House debates

Monday, 14 October 2019

Private Members' Business

International Day of the Girl Child

5:12 pm

Photo of Joanne RyanJoanne Ryan (Lalor, Australian Labor Party) Share this | Hansard source

I rise today, a privileged girl cum woman from a First World country—an MP from Melbourne's west who has seen her first female Prime Minister in this country. She was from a party that lives affirmative action, with 48 per cent female representation in our federal parliament as we stand here today. I stand to mark the International Day of the Girl Child, and I do so with my 2019 Labor colleagues. I thank the member for Jagajaga and I'm pleased to second the motion.

Like all Australian children, I'm lucky to have been born in a country with compulsory education; a country where females make up 51 per cent of tertiary students. But this is not the story around the world. On the International Day of the Girl Child, it is important that we look at what we can do globally to improve the lives of girls and women around the globe—and that begins with education.
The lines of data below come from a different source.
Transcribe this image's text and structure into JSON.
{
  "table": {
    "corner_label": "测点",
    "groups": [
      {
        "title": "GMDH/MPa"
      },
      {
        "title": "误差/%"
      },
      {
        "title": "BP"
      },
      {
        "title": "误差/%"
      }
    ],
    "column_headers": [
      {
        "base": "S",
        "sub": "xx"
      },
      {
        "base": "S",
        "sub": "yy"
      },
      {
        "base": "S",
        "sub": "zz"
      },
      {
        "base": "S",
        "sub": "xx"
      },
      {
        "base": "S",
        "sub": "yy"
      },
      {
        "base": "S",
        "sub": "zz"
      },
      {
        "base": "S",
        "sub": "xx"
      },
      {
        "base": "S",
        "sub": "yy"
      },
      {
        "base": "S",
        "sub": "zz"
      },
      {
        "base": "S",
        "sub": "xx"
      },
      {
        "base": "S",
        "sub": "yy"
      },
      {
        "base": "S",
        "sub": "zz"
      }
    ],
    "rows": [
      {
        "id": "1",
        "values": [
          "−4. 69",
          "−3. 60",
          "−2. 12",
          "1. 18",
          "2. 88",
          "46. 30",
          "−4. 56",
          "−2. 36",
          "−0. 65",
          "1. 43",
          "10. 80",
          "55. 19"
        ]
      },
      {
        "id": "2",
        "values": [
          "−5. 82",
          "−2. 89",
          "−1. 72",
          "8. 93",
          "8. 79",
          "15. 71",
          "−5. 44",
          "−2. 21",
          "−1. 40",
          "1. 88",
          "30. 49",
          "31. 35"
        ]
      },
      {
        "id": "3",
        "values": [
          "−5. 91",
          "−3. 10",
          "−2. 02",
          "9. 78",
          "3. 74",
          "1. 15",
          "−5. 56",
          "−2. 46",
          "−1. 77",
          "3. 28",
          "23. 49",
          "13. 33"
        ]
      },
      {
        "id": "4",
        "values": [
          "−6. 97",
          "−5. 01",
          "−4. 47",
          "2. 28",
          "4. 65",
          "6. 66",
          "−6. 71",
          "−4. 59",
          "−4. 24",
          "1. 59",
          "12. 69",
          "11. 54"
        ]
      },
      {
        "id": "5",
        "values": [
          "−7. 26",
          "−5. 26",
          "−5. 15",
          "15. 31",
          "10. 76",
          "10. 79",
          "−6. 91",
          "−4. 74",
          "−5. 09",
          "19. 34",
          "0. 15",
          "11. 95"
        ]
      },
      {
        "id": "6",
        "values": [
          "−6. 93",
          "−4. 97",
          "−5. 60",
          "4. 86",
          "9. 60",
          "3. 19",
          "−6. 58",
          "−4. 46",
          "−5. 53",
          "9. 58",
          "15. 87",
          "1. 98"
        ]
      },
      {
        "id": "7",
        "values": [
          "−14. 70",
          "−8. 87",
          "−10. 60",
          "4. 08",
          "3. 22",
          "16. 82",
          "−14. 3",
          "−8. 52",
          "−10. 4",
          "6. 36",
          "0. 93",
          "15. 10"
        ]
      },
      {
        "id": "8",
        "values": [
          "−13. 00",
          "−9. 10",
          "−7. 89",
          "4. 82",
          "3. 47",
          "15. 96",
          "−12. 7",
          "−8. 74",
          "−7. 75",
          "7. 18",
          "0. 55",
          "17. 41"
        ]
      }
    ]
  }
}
We know that more than 130 million girls between the ages of six and 17 are not attending school, and that 15 million girls of primary school age—half of them in sub-Saharan Africa—will never enter a classroom. We know that violence negatively impacts access to education and a safe environment for learning for girls. We know that more than 41,000 girls under the age of 18 marry every day. Child brides are much more likely to drop out of school, and this affects the education and health of themselves and their children, as well as their ability to earn a living. We know that every day girls face barriers to education caused by poverty, cultural norms and practices, poor infrastructure, violence and fragility.

The world is now talking about the need for education for girls and the transformative power education provides. I want to remind the members in this place that it is our duty not just to continue the work in our own forums but to influence and support the work in developing nations. Let's speed up this journey in developing countries; the best way to do that is through education. The answer is ensuring access to classrooms in communities across the globe. As our own former Prime Minister Gillard, board chair of the Global Partnerships for Education, has said:

If you want to change a nation, to change our planet, educate a girl.
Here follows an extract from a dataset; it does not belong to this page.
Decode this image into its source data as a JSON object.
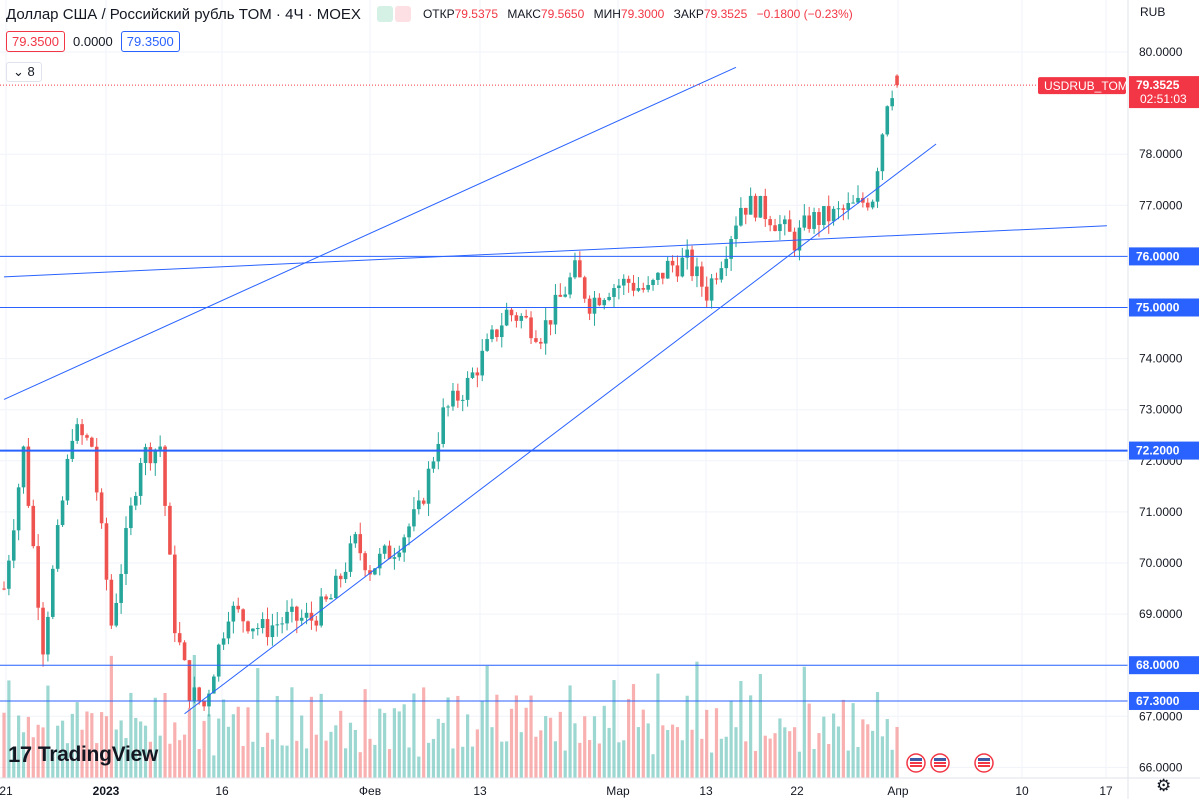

I draw the House's attention to the work of contemporary women who champion gender equality and who are making considerable contributions to national and international debates about gender equality.

I commend our own historian—our very own history chick—Clare Wright, author of Beyond the Ladies Lounge, The Forgotten Rebels of Eureka and You Daughters of Freedom. In her work, Clare researches, celebrates and populates our history with the women missing from that history. She outlines for us how women were publicans across Melbourne and Victoria in the earliest settlements in our country. She outlines the women involved in our seminal historic moment: the rebellion at Eureka. And, in You Daughters of Freedom, she outlines the history of our suffragettes, the suffragist movement, and how our Australian women were leaders internationally in ensuring that women got the vote.

I also commend the work of Caroline Criado-Perez. Her groundbreaking book Invisible Women describes a female-shaped absent presence that is the gender data gap. Her research is prompting new conversations about how data bereft of representation from half the population is driving decisions in health, education, infrastructure, and, in fact, every facet of modern life. And it cannot do so without taking into consideration the 50 per cent of the population which today is so very pleasingly represented in this chamber.

I commend to the House the contemporary women leading work in gender equity. I count among them our own Julia Gillard, who is working tirelessly for women's representation and leadership for women as well as girls' education. I call upon members of this House to commit to a restoration of our aid budget so that we can assist in funding, planning and building systems to ensure that the basic human right to an education becomes a reality for girls in every community in every country across our globe.